From the cairn at the Y in the road, you will follow that leftward trail downhill for about 3 tenths of a mile.  The red airplane trail-blazes will become more frequent as you go.  They've got a strangely spooky quality to them, as does the forest in this area.  Thorny greenbrier chokes the forest floor, and many of the trees appear to be dead.  I was nervous to walk beneath large, dead trees in the strong April winds that sweep up over these heights.
Soon enough you'll see tattered old American flags looming through the trees.  This is the place where Frank Campbell and George Cohlmia died.  Click on this photo to enlarge it.  Here you'll see the plane's engine in the foreground to the left and the monument near the center of the photo.
Someone attached this crucifix to the top of the stone where the plaque is placed.
The wreckage of the plane is seen just over my shoulder and the plaque with the flags in the upper left corner.  
To summarize:
1) Park in the lot on the south side of PA 271 at the blue and white Laurel Hill Summit elevation sign.

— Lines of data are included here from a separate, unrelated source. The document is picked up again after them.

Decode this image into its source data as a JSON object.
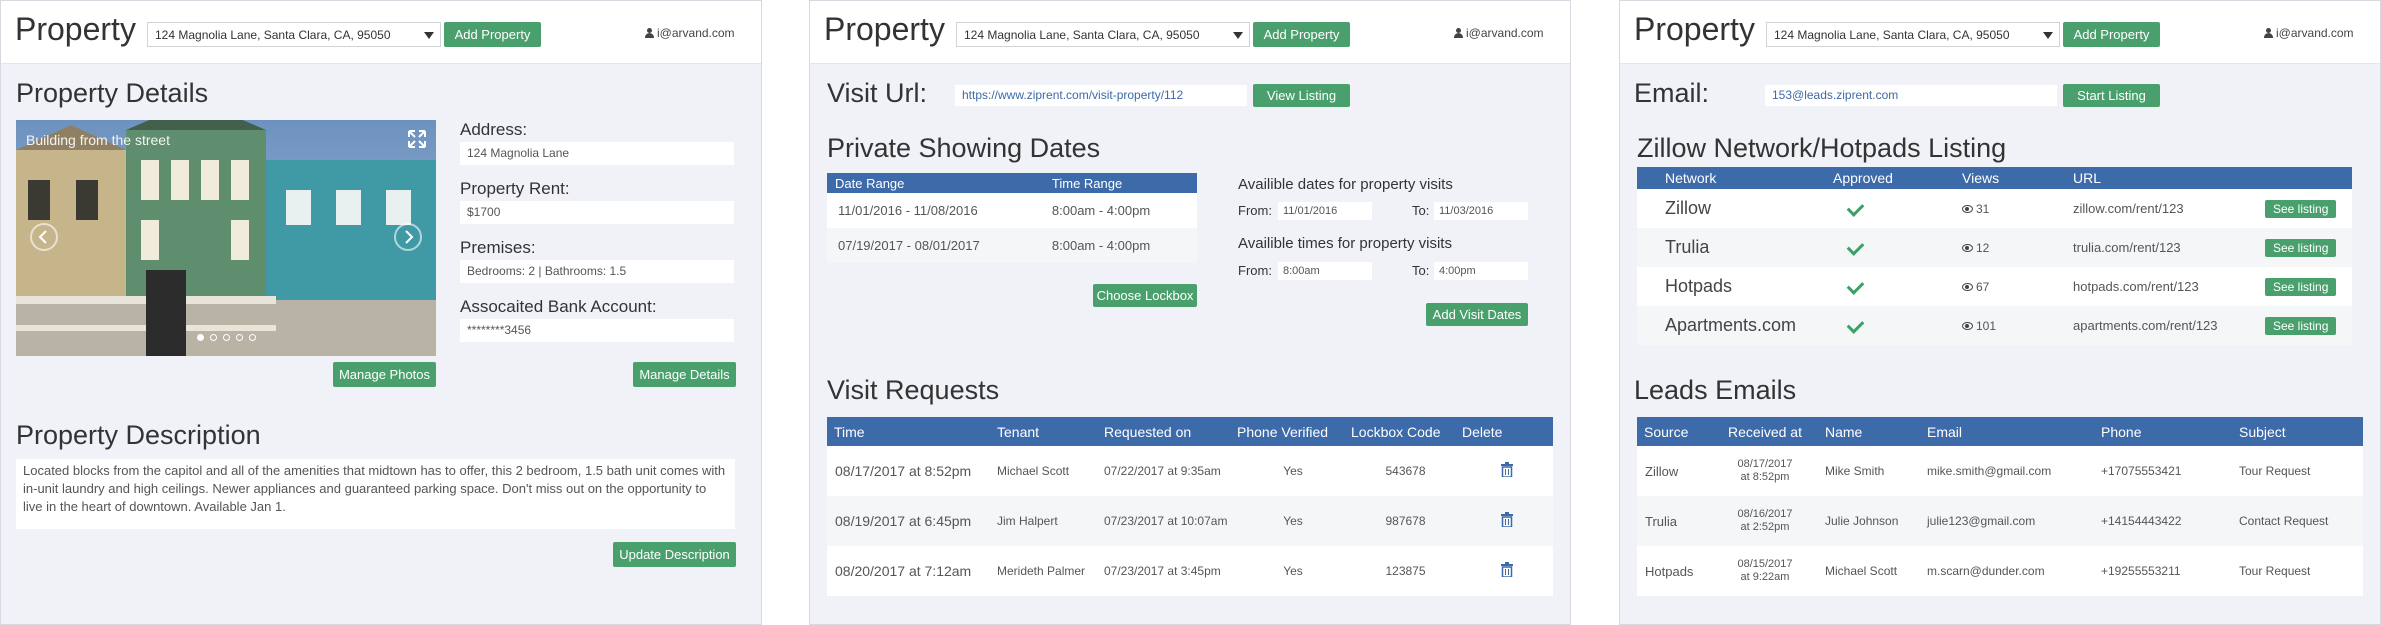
{
  "header": {
    "brand": "Property",
    "address_value": "124 Magnolia Lane, Santa Clara, CA, 95050",
    "add_property_label": "Add Property",
    "user_email": "i@arvand.com"
  },
  "panel1": {
    "details_title": "Property Details",
    "photo_caption": "Building from the street",
    "address_label": "Address:",
    "address_value": "124 Magnolia Lane",
    "rent_label": "Property Rent:",
    "rent_value": "$1700",
    "premises_label": "Premises:",
    "premises_value": "Bedrooms: 2 | Bathrooms: 1.5",
    "bank_label": "Assocaited Bank Account:",
    "bank_value": "********3456",
    "manage_photos_label": "Manage Photos",
    "manage_details_label": "Manage Details",
    "description_title": "Property Description",
    "description_text": "Located blocks from the capitol and all of the amenities that midtown has to offer, this 2 bedroom, 1.5 bath unit comes with in-unit laundry and high ceilings. Newer appliances and guaranteed parking space. Don't miss out on the opportunity to live in the heart of downtown. Available Jan 1.",
    "update_description_label": "Update Description"
  },
  "panel2": {
    "visit_url_label": "Visit Url:",
    "visit_url_value": "https://www.ziprent.com/visit-property/112",
    "view_listing_label": "View Listing",
    "showing_title": "Private Showing Dates",
    "showing_headers": [
      "Date Range",
      "Time Range"
    ],
    "showing_rows": [
      [
        "11/01/2016 - 11/08/2016",
        "8:00am - 4:00pm"
      ],
      [
        "07/19/2017 - 08/01/2017",
        "8:00am - 4:00pm"
      ]
    ],
    "choose_lockbox_label": "Choose Lockbox",
    "avail_dates_title": "Availible dates for property visits",
    "from_label": "From:",
    "to_label": "To:",
    "date_from": "11/01/2016",
    "date_to": "11/03/2016",
    "avail_times_title": "Availible times for property visits",
    "time_from": "8:00am",
    "time_to": "4:00pm",
    "add_visit_dates_label": "Add Visit Dates",
    "requests_title": "Visit Requests",
    "requests_headers": [
      "Time",
      "Tenant",
      "Requested on",
      "Phone Verified",
      "Lockbox Code",
      "Delete"
    ],
    "requests_rows": [
      [
        "08/17/2017 at 8:52pm",
        "Michael Scott",
        "07/22/2017 at 9:35am",
        "Yes",
        "543678"
      ],
      [
        "08/19/2017 at 6:45pm",
        "Jim Halpert",
        "07/23/2017 at 10:07am",
        "Yes",
        "987678"
      ],
      [
        "08/20/2017 at 7:12am",
        "Merideth Palmer",
        "07/23/2017 at 3:45pm",
        "Yes",
        "123875"
      ]
    ]
  },
  "panel3": {
    "email_label": "Email:",
    "email_value": "153@leads.ziprent.com",
    "start_listing_label": "Start Listing",
    "network_title": "Zillow Network/Hotpads Listing",
    "network_headers": [
      "Network",
      "Approved",
      "Views",
      "URL"
    ],
    "network_rows": [
      {
        "network": "Zillow",
        "views": "31",
        "url": "zillow.com/rent/123"
      },
      {
        "network": "Trulia",
        "views": "12",
        "url": "trulia.com/rent/123"
      },
      {
        "network": "Hotpads",
        "views": "67",
        "url": "hotpads.com/rent/123"
      },
      {
        "network": "Apartments.com",
        "views": "101",
        "url": "apartments.com/rent/123"
      }
    ],
    "see_listing_label": "See listing",
    "leads_title": "Leads Emails",
    "leads_headers": [
      "Source",
      "Received at",
      "Name",
      "Email",
      "Phone",
      "Subject"
    ],
    "leads_rows": [
      {
        "source": "Zillow",
        "received_date": "08/17/2017",
        "received_time": "at 8:52pm",
        "name": "Mike Smith",
        "email": "mike.smith@gmail.com",
        "phone": "+17075553421",
        "subject": "Tour Request"
      },
      {
        "source": "Trulia",
        "received_date": "08/16/2017",
        "received_time": "at 2:52pm",
        "name": "Julie Johnson",
        "email": "julie123@gmail.com",
        "phone": "+14154443422",
        "subject": "Contact Request"
      },
      {
        "source": "Hotpads",
        "received_date": "08/15/2017",
        "received_time": "at 9:22am",
        "name": "Michael Scott",
        "email": "m.scarn@dunder.com",
        "phone": "+19255553211",
        "subject": "Tour Request"
      }
    ]
  },
  "colors": {
    "accent_green": "#4aa06d",
    "table_header_blue": "#3d6aa8",
    "panel_bg": "#f0f2f7"
  }
}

2) From there, see the pipeline road heading south out of the parking lot and follow it for 4 or 5 miles to a crossroads.
3) Turn right at the crossroads and take that road downhill for about .6 (six tenths) of a mile.
4) At the meadow where the road ends, take the rightward trail into the woods.
5) Just inside the woods, take the second left and follow that trail .2 (two tenths) of a mile to a Y and a rock cairn.
6) Turn left at the cairn and follow that trail .3 (three tenths) of a mile to the crash site.